Krankheiten und Schädlinge
Besonders schädlich für Steinbrech sind Schädlinge, die im Sommer aktiv werden: Blattläuse, Spinnmilben, Wollläuse, Thripse. Beim ersten Befall sollten sofort geeignete Maßnahmen ergriffen werden: die Pflanze mit Insektiziden behandeln.
Wollläuse können an den Wurzeln im Boden leben, daher muss die Erde im Topf unbedingt mit den Präparaten durchtränkt werden.

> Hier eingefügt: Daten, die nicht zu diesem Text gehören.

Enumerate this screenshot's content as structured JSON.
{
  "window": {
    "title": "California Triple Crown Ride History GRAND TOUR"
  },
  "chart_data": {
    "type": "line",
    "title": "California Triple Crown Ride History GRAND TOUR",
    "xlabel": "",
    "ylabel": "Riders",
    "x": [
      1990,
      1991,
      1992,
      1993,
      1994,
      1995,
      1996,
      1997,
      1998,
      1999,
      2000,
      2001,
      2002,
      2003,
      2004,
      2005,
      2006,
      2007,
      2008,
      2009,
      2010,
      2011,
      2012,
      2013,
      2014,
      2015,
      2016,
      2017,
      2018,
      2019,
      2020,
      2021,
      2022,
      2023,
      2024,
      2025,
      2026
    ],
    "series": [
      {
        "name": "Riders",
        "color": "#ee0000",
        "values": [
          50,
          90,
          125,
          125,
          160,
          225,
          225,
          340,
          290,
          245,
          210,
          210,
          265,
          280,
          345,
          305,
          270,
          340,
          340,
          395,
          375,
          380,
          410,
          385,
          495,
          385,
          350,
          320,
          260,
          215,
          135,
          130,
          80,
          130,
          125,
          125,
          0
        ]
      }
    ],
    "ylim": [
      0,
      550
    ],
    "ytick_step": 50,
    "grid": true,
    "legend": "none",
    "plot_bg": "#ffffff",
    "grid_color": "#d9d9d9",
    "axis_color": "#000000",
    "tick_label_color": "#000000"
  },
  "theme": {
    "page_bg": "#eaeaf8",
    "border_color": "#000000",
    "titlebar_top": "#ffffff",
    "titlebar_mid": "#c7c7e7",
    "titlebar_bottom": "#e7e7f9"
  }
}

Krankheitserregende Pilzinfektionen können Belag und Flecken auf den Blättern des Steinbrechs verursachen:
- Grauer mehliger Belag – diese Krankheit heißt Echter Mehltau. Sie tritt bei zu hoher Luftfeuchtigkeit auf. Behandlung: Präparate Topas, Oxyhom, Fundazol.
- Rost – auf den Blättern erscheinen schmutzig-orange Pusteln. Behandlung: Behandlung mit Fungiziden.

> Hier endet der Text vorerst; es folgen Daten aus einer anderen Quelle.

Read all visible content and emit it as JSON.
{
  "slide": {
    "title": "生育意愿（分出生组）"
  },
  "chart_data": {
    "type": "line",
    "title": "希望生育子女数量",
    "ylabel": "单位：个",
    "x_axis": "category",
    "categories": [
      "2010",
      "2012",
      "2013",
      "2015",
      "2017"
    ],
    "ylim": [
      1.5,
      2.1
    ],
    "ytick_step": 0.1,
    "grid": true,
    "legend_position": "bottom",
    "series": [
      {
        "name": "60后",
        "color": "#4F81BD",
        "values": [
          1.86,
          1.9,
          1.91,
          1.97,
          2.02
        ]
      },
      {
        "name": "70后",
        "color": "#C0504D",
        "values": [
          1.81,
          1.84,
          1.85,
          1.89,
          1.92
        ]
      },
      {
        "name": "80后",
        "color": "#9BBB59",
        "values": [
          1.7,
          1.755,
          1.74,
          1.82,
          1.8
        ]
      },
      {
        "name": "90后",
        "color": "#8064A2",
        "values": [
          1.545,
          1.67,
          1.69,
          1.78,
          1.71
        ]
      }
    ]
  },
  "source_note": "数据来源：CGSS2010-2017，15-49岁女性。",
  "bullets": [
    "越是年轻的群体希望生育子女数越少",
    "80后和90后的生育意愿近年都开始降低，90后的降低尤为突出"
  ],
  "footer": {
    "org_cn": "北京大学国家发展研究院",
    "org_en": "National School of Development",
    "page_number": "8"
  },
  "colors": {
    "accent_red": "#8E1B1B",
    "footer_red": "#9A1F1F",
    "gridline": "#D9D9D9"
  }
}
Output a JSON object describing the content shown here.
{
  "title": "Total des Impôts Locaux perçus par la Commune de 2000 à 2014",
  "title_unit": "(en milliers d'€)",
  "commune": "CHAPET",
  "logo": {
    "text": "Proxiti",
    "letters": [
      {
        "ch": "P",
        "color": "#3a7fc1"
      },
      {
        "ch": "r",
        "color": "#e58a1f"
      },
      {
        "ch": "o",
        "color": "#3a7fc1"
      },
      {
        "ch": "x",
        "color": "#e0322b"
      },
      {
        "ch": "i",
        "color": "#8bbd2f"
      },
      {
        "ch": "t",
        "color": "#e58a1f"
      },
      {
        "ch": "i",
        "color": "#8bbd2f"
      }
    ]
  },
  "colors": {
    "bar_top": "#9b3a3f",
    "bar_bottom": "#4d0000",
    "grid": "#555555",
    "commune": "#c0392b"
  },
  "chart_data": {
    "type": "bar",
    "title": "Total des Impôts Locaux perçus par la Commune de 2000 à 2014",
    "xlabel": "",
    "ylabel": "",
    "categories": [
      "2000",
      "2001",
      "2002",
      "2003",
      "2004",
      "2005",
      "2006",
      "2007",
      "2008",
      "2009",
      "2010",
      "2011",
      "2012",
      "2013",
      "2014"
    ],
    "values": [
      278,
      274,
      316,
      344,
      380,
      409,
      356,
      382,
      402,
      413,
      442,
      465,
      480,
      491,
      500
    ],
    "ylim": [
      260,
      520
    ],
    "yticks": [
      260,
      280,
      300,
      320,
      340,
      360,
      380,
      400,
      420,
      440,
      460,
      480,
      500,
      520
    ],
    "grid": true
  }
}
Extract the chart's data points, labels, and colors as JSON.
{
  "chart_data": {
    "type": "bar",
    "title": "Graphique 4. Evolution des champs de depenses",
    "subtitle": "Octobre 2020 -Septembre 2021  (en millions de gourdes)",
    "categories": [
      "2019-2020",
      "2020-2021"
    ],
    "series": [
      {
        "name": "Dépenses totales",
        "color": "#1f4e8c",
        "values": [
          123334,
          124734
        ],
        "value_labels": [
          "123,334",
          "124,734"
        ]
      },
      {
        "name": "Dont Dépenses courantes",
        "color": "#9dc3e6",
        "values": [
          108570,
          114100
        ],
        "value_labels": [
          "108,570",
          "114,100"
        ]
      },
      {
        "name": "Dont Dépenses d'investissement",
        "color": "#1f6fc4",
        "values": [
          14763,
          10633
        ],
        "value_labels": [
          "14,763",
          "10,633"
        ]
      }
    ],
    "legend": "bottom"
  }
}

- Wurzelfäule – kann bei niedriger Raumtemperatur und übermäßiger Bodenfeuchtigkeit auftreten. Behandlung: Die Rosette neu bewurzeln, die Haltungsbedingungen normalisieren.
Sorten

Eine prächtige, buntblättrige Sorte von Saxifraga.
Eine ungewöhnliche bunte Sorte von Steinbrech mit rosa Flecken auf den Blättern sieht in der Hauskollektion sehr effektvoll aus, aber auch eine andere Sorte mit dunkelolivgrünen Blättern und silbrigen Zeichnungen ist sehr wirkungsvoll.

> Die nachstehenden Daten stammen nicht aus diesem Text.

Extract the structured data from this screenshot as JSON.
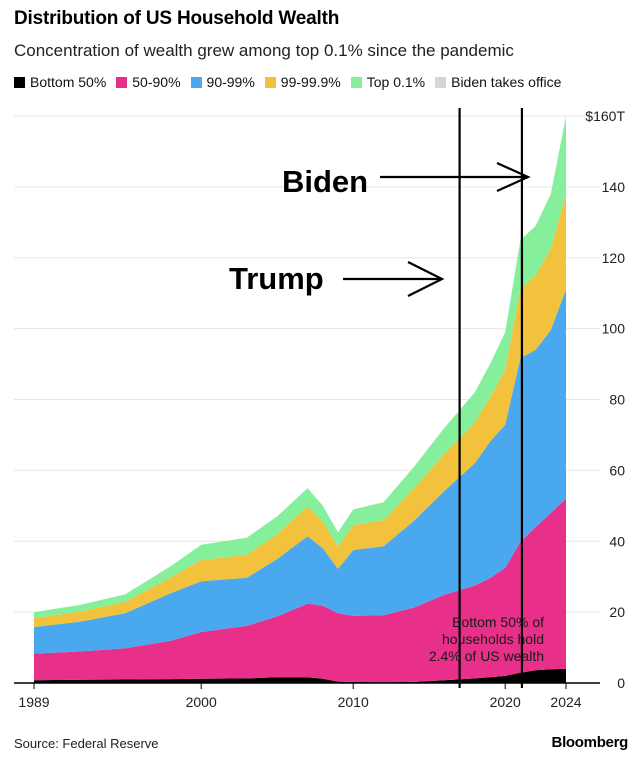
{
  "title": "Distribution of US Household Wealth",
  "subtitle": "Concentration of wealth grew among top 0.1% since the pandemic",
  "legend": [
    {
      "label": "Bottom 50%",
      "color": "#000000"
    },
    {
      "label": "50-90%",
      "color": "#e8308a"
    },
    {
      "label": "90-99%",
      "color": "#4aa8ef"
    },
    {
      "label": "99-99.9%",
      "color": "#f2c23c"
    },
    {
      "label": "Top 0.1%",
      "color": "#86ef9c"
    },
    {
      "label": "Biden takes office",
      "color": "#d6d6d6"
    }
  ],
  "source": "Source: Federal Reserve",
  "brand": "Bloomberg",
  "annotations": {
    "biden": "Biden",
    "trump": "Trump",
    "bottom_note": [
      "Bottom 50% of",
      "households hold",
      "2.4% of US wealth"
    ]
  },
  "chart_data": {
    "type": "area",
    "stacked": true,
    "title": "Distribution of US Household Wealth",
    "subtitle": "Concentration of wealth grew among top 0.1% since the pandemic",
    "x": [
      1989,
      1992,
      1995,
      1998,
      2000,
      2003,
      2005,
      2007,
      2008,
      2009,
      2010,
      2012,
      2014,
      2016,
      2018,
      2019,
      2020,
      2021,
      2022,
      2023,
      2024
    ],
    "x_ticks": [
      "1989",
      "2000",
      "2010",
      "2020",
      "2024"
    ],
    "y_ticks": [
      "0",
      "20",
      "40",
      "60",
      "80",
      "100",
      "120",
      "140",
      "$160T"
    ],
    "ylim": [
      0,
      160
    ],
    "grid": true,
    "legend_position": "top",
    "series": [
      {
        "name": "Bottom 50%",
        "color": "#000000",
        "values": [
          0.8,
          0.9,
          1.0,
          1.1,
          1.2,
          1.3,
          1.6,
          1.6,
          1.2,
          0.4,
          0.3,
          0.2,
          0.3,
          0.8,
          1.3,
          1.6,
          2.0,
          2.9,
          3.6,
          3.9,
          4.0
        ]
      },
      {
        "name": "50-90%",
        "color": "#e8308a",
        "values": [
          7.5,
          8.0,
          8.8,
          10.8,
          13.2,
          14.8,
          17.2,
          20.8,
          20.6,
          19.3,
          18.7,
          18.9,
          21.0,
          24.1,
          26.2,
          28.0,
          30.5,
          36.9,
          40.4,
          44.1,
          48.0
        ]
      },
      {
        "name": "90-99%",
        "color": "#4aa8ef",
        "values": [
          7.5,
          8.4,
          9.9,
          13.4,
          14.3,
          13.6,
          16.2,
          19.0,
          16.2,
          12.5,
          18.5,
          19.5,
          24.5,
          29.3,
          34.5,
          38.5,
          40.4,
          51.9,
          50.0,
          51.6,
          59.0
        ]
      },
      {
        "name": "99-99.9%",
        "color": "#f2c23c",
        "values": [
          2.5,
          2.8,
          3.2,
          4.5,
          6.0,
          6.5,
          7.0,
          8.5,
          7.5,
          6.3,
          7.0,
          7.4,
          9.1,
          10.5,
          11.5,
          12.5,
          15.5,
          19.5,
          21.0,
          23.0,
          27.0
        ]
      },
      {
        "name": "Top 0.1%",
        "color": "#86ef9c",
        "values": [
          1.7,
          1.9,
          2.1,
          3.2,
          4.3,
          4.8,
          5.0,
          5.1,
          4.5,
          4.0,
          4.5,
          5.0,
          6.1,
          7.3,
          8.5,
          9.4,
          10.6,
          13.8,
          14.0,
          15.4,
          22.0
        ]
      }
    ],
    "markers": [
      {
        "label": "Trump",
        "x": 2017.0
      },
      {
        "label": "Biden",
        "x": 2021.1
      }
    ]
  }
}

Beliebte Sorten der Pflanze:
- Harvest Moon – Blattfarbe blass, grün-gelblicher Schimmer.
- Trikolor («Tricolor») ― eine buntblättrige Sorte mit einer auffälligen breiten weiß-rosa Umrandung auf den Blättern.
Steinbrech kann selbst Anfängern in der Pflanzenpflege zur Kultivierung empfohlen werden.
Zimmersteinbrech

Steinbrech (Saxifraga) ist eine krautige Pflanze, die aus der Familie der Steinbrechgewächse (Saxifragaceae) stammt, die etwa 400 mehrjährige und einjährige Arten umfasst. Dabei überwiegen die mehrjährigen Arten in diesem botanischen Verzeichnis deutlich. Das raue, frostige Klima ist der Hauptlebensraum des wilden Steinbrechs. Häufig findet man die Blume in subarktischen Alpenzonen, im Westen des Himalaya-Gebirges oder im östlichen Teil Grönlands. Dort siedelt sie sich auf steinigen Bodenflächen an, in Felsschluchten oder wächst auf Wiesen in tiefer gelegenen Gebieten.
Das Wurzelsystem ist schwach entwickelt, da die Besonderheiten des Bodens, der für Bergregionen typisch ist, es der Hauptwurzel nicht erlauben, tief einzudringen. Die unterirdischen Ausläufer bilden ein Netz aus faserigen, verkürzten Wurzelchen. Die Blätter sitzen dicht an der Bodenoberfläche und bilden feste grundständige Rosetten. Eine solche Anordnung der Blattspreiten ist für fast alle Steinbrecharten charakteristisch. Die Blütenstiele sind aufrecht und einzeln angeordnet. Die Blütenstiele ragen in der Mitte der Rosetten hervor und tragen an den Spitzen traubenartige Blütenstände. Jeder Blütenstand enthält mehrere Blüten, die aus fünf symmetrischen Blütenblättern bestehen. Die Blütezeit dauert etwa 3–4 Wochen ab dem Öffnen der Kelche.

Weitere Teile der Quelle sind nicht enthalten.